Have rq'd Larry Bennet for SN link


----------



## hawkey01 (Mar 15, 2006)

Morning Malcolm,

just to add to this - I am sure you have seen the mail from Larry.

There is now a forum for discussion etc regarding Portisheadradio on the web page - open to all.

Neville - Hawkey01


----------



## BobClay (Dec 14, 2007)

I still can't quite get my head around the fact that Portishead is gone !

I've been off the sea since 1986. A few years ago I put a Winradio card in my computer, and decided to tune around and take a few traffic lists (sad isn't it ?).

I was pretty sure I could remember the GKA frequencies, so I tuned along to 8456/12822/17098.4/and I think maybe 22467. These are the numbers I could remember from years of taking lists.
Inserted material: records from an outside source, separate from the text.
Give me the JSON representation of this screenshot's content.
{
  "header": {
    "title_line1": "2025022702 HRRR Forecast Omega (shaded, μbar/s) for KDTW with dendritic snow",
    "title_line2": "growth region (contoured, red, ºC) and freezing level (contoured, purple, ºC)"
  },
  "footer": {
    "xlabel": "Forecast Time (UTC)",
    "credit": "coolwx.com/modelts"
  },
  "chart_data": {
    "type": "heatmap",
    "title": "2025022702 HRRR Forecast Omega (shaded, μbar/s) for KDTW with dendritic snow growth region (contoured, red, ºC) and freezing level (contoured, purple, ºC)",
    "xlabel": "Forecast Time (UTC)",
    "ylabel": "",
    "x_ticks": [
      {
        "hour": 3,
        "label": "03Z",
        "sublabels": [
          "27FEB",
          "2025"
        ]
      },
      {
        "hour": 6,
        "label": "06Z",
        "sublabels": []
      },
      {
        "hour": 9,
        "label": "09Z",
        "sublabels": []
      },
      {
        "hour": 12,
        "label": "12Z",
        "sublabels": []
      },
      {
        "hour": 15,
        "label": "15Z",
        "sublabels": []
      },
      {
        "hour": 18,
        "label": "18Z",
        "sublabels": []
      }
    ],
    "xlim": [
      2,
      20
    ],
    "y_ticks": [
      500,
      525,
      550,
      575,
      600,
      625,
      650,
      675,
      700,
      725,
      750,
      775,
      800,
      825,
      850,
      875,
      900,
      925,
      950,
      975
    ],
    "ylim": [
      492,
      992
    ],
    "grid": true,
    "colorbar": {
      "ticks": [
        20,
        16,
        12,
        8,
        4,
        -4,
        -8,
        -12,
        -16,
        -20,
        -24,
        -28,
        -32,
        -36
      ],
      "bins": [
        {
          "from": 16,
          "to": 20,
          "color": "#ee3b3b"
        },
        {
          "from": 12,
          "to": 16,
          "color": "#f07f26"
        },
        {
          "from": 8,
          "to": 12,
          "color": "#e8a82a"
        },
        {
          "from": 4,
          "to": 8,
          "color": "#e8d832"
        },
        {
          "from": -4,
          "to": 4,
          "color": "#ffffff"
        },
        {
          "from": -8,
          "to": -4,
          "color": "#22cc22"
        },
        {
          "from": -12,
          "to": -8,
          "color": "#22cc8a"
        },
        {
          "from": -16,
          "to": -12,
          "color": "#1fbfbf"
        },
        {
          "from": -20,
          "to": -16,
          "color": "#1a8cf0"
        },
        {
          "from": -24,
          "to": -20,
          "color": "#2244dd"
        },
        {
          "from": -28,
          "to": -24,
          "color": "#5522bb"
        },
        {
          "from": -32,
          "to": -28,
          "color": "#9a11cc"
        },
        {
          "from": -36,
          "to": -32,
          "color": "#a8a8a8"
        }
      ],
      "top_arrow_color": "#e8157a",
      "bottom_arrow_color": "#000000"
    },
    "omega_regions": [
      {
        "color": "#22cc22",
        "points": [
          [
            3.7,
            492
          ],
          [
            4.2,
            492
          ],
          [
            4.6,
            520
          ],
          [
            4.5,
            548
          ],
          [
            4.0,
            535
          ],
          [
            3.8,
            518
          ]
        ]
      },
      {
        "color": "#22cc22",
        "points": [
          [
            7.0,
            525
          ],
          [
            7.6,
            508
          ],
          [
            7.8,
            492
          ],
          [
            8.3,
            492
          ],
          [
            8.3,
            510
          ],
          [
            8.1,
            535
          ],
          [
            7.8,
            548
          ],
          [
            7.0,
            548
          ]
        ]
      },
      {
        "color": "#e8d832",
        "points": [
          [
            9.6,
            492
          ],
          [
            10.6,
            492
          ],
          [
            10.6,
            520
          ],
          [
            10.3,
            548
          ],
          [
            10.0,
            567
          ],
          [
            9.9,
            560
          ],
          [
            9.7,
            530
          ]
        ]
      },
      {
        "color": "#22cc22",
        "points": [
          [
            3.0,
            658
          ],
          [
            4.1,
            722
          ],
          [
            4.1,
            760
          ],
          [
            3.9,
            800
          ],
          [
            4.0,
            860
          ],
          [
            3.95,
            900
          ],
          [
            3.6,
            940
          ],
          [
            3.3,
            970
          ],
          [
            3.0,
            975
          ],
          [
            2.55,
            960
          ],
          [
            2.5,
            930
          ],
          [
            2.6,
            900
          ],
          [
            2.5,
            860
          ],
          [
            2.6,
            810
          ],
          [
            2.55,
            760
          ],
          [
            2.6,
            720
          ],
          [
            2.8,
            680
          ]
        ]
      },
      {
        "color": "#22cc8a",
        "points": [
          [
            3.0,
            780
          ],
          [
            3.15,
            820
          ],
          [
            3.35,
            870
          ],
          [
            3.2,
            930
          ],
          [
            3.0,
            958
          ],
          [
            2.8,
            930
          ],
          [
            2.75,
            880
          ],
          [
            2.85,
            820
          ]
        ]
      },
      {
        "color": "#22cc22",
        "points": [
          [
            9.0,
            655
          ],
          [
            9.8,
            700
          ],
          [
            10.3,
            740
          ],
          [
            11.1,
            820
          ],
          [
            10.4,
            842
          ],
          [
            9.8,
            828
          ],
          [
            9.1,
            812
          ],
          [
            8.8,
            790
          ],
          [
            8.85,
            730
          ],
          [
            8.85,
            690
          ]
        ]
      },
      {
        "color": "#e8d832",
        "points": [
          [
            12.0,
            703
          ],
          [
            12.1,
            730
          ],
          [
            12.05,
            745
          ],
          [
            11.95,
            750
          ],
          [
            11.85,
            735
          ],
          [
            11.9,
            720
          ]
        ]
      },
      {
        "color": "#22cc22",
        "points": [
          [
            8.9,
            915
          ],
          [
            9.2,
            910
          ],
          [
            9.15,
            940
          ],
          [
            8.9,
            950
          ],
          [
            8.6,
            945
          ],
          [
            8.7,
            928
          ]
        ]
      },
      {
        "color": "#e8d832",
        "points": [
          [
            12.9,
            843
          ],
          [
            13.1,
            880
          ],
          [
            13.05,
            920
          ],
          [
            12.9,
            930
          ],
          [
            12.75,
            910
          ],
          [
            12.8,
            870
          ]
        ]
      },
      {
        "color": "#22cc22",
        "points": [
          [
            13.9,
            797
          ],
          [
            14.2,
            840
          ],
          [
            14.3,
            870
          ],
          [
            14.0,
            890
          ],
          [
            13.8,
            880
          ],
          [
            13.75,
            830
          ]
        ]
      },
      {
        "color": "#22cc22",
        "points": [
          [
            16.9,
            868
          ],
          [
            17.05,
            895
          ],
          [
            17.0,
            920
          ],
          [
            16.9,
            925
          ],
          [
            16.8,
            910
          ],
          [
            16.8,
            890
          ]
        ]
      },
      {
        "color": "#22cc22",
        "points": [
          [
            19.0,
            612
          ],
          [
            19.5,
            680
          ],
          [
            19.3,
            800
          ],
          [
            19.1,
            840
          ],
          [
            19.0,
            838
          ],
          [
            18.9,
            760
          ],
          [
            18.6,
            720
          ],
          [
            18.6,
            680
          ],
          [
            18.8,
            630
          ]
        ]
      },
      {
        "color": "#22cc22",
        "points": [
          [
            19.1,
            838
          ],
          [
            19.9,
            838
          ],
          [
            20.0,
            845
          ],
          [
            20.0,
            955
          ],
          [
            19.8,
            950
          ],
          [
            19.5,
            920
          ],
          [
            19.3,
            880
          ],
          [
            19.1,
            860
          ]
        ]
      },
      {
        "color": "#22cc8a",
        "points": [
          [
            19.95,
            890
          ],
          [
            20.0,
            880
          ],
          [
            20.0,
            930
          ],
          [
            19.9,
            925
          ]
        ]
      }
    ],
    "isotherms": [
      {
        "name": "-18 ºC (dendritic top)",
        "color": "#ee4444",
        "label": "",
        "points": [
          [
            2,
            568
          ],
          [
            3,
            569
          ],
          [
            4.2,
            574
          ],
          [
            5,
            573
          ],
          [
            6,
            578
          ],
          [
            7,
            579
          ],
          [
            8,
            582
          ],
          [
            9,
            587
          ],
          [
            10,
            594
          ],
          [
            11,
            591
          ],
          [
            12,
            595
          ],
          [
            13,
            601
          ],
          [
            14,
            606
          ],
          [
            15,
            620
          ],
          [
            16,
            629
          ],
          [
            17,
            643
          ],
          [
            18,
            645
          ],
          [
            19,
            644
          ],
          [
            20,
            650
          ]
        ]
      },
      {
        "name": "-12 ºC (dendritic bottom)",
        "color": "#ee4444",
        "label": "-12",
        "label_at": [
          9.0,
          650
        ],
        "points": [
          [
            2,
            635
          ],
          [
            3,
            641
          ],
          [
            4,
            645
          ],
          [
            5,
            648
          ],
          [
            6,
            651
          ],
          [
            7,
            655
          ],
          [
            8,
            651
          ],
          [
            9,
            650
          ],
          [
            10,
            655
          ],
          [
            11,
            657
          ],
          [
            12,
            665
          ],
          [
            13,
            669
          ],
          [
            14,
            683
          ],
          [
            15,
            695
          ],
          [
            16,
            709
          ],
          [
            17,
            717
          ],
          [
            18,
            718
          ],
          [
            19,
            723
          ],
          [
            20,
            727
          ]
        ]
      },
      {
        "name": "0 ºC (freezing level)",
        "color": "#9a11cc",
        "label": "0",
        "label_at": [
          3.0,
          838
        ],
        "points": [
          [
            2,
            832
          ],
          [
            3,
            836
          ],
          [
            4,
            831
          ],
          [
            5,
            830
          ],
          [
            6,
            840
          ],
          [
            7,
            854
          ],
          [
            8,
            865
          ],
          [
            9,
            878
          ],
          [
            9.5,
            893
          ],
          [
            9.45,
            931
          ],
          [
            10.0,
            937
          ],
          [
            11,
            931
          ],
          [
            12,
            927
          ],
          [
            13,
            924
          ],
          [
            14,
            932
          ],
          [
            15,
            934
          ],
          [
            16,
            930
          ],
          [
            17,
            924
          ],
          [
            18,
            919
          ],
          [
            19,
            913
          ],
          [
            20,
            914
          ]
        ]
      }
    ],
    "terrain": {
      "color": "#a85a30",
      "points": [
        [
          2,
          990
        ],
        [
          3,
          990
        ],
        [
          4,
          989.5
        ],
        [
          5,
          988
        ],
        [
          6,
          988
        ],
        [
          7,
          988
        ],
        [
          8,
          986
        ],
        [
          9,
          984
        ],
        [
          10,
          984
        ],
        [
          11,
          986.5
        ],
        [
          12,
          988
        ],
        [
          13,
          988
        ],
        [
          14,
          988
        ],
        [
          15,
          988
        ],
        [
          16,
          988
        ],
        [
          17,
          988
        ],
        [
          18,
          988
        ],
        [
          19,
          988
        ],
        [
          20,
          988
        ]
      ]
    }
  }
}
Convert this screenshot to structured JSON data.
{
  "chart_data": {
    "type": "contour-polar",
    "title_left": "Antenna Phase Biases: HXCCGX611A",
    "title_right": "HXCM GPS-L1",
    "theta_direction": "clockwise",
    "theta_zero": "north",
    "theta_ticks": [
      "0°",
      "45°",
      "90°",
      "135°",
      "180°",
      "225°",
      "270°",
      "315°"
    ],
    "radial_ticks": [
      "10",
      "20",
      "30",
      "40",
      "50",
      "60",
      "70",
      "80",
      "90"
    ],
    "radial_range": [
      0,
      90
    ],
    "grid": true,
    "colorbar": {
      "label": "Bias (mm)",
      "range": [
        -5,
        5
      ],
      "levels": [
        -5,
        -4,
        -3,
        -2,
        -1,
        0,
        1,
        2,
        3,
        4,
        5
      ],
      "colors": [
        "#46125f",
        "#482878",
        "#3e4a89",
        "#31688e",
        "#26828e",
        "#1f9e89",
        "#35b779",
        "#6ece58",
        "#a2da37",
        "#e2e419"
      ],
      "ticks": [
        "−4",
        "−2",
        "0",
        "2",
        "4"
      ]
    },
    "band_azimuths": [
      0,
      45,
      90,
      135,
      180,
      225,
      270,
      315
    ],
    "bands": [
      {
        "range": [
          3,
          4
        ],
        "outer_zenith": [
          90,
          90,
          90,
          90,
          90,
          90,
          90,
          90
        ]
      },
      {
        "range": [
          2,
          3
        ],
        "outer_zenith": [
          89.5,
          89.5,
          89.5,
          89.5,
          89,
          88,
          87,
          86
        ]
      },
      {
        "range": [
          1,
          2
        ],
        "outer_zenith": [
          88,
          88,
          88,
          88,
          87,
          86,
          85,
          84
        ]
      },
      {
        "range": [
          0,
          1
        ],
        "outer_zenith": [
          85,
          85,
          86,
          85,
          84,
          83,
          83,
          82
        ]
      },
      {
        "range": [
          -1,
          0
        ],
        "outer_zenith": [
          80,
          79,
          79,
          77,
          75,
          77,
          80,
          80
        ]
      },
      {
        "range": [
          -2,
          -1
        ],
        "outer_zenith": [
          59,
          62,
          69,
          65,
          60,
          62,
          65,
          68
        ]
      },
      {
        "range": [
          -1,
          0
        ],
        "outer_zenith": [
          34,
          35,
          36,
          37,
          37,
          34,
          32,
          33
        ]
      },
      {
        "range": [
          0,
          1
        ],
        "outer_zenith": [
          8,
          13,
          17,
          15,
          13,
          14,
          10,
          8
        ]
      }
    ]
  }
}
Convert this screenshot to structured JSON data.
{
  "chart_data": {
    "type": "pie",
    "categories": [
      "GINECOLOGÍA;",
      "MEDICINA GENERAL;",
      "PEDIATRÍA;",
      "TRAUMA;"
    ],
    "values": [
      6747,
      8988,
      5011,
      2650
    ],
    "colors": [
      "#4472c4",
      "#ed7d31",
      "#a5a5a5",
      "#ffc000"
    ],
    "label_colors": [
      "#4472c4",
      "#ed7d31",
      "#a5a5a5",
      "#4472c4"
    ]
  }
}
I didn't hear a note. So I moved up and down the bands...maybe I'd got them wrong...still nothing.

I was flabbergasted when I was told GKA was gone... history. Bereft of life, shuffled off this mortal coil ... snuffed it.

I just hope out there, tooling along amongst the stars, there's a faint note .... dah dit dit dit dah dah dit dah dit dah dit dah

It's very sad to see the pictures of crumpled buildings on that website.


----------



## sven-olof (Jul 12, 2008)

*no more cost stations*

The same chock for me. During my teenage all up to some 30 years I d listen every night on 2182. "Knew" all the woices and so. Then in late 1980 s came the times to raise my own children, career, marriage. When I some 15 years later decided to put up the antennas in my new house, all the frequencys where empty!

It took me only some minutes at internet to find that they where all closed!
Also all the ships were taken to be breaked up in India.

A real disapointment for me.


----------